So definiert es die Internet-Enzyklopädie Wikipedia, verhehlt aber auch nicht das enorme Konfliktpotential, indem sie weiter unten im Artikel bemerkt:
Bei praktisch allen Erweckungsbewegungen kam es teilweise zu starken Emotionen: Leute brechen während der Predigt in Tränen aus, sind überschwänglich glücklich über ihre Bekehrung oder haben ekstatische Erlebnisse. Während diese Begleiterscheinungen in vielen Fällen von den beteiligten Predigern bejaht wurden, trafen sie insbesondere bei den Theologen der etablierten Kirchen auf massive Kritik und dienten oft als Anlass, um eine als Konkurrenz empfundene Bewegung insgesamt zu verurteilen.

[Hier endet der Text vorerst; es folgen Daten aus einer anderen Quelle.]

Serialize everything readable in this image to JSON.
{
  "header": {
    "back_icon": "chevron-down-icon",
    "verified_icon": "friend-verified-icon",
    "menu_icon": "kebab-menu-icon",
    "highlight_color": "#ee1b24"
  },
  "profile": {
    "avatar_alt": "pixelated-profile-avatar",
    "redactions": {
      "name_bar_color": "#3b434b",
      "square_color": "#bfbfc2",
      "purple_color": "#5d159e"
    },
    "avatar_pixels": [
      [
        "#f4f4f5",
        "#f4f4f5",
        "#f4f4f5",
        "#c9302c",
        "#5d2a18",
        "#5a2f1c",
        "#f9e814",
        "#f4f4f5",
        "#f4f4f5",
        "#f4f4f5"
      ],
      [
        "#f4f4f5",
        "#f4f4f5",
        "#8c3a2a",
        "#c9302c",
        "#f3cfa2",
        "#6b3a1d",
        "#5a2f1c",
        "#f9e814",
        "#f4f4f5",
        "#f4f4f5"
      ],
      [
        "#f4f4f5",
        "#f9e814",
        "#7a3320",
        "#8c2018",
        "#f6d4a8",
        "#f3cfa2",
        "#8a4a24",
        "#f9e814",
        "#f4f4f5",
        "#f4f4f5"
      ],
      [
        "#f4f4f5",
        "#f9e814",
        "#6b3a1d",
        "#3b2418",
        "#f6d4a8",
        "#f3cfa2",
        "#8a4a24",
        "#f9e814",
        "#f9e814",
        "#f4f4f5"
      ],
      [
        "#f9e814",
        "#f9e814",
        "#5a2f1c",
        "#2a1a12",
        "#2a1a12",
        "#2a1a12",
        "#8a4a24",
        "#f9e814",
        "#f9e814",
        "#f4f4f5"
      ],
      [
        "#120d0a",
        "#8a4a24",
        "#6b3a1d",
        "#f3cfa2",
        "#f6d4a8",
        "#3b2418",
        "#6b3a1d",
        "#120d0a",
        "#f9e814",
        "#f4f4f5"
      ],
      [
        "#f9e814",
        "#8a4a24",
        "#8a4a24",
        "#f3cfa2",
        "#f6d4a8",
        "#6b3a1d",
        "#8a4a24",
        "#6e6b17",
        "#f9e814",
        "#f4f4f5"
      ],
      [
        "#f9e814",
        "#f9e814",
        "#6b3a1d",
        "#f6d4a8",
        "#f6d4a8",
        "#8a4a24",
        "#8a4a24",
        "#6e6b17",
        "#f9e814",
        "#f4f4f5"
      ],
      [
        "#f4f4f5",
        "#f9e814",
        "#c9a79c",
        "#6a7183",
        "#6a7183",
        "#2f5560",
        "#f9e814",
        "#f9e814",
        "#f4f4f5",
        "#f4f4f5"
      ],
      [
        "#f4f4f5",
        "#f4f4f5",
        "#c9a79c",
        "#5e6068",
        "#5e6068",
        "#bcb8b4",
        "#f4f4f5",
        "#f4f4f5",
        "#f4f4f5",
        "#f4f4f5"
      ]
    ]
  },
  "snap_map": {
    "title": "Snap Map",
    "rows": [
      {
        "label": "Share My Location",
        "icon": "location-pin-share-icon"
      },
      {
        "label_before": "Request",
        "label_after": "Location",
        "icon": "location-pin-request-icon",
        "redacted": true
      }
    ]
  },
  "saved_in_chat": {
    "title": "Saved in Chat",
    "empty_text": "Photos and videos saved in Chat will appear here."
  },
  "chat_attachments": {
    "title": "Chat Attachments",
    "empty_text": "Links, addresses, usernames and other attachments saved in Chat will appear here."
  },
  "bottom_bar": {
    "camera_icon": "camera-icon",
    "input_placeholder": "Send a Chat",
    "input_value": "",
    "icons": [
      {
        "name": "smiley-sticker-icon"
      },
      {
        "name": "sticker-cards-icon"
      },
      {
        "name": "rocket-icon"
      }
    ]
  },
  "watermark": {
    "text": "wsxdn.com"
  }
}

Ja, gerade wir Deutschen scheinen uns mit dem Bereich der Emotionen, die in der Erweckung miterwachen, ausgesprochen schwer zu tun. Wir setzen von Haus aus gerne auf Ordnung, Disziplin und Arbeit; mit Tränen und hysterischem Benehmen in der Kirche können wir uns nicht so ohne weiteres anfreunden. Die so genannte Berliner Erklärung6 ist dafür ein trauriges Zeugnis.
Beim Thema Gefühle streifen wir einen neuralgischen Punkt, an dem deutlich wird, dass Erweckung womöglich etwas Ganzheitliches ist, was vielen Frommen überhaupt nicht in den Kram passt. Sie wollen eigentlich eine beschränkte bzw. selektive Erweckung, und darüber hinaus soll es bitteschön eine kontrollierte und eben „ordentliche“ Form von Aufbruch sein, „sonst kann es nicht von Gott sein“ und sie steigen aus. Dabei verstehen sie unter Erweckung gerne eine Rückkehr zu den guten Sitten, eine Art moralisches Erwachen, in dem die Leute auf einmal in sich gehen, ihr Gewissen entdecken und beschließen, anständige Bürger und Mitglieder ihrer Gemeinde zu werden – mit Gottes Hilfe.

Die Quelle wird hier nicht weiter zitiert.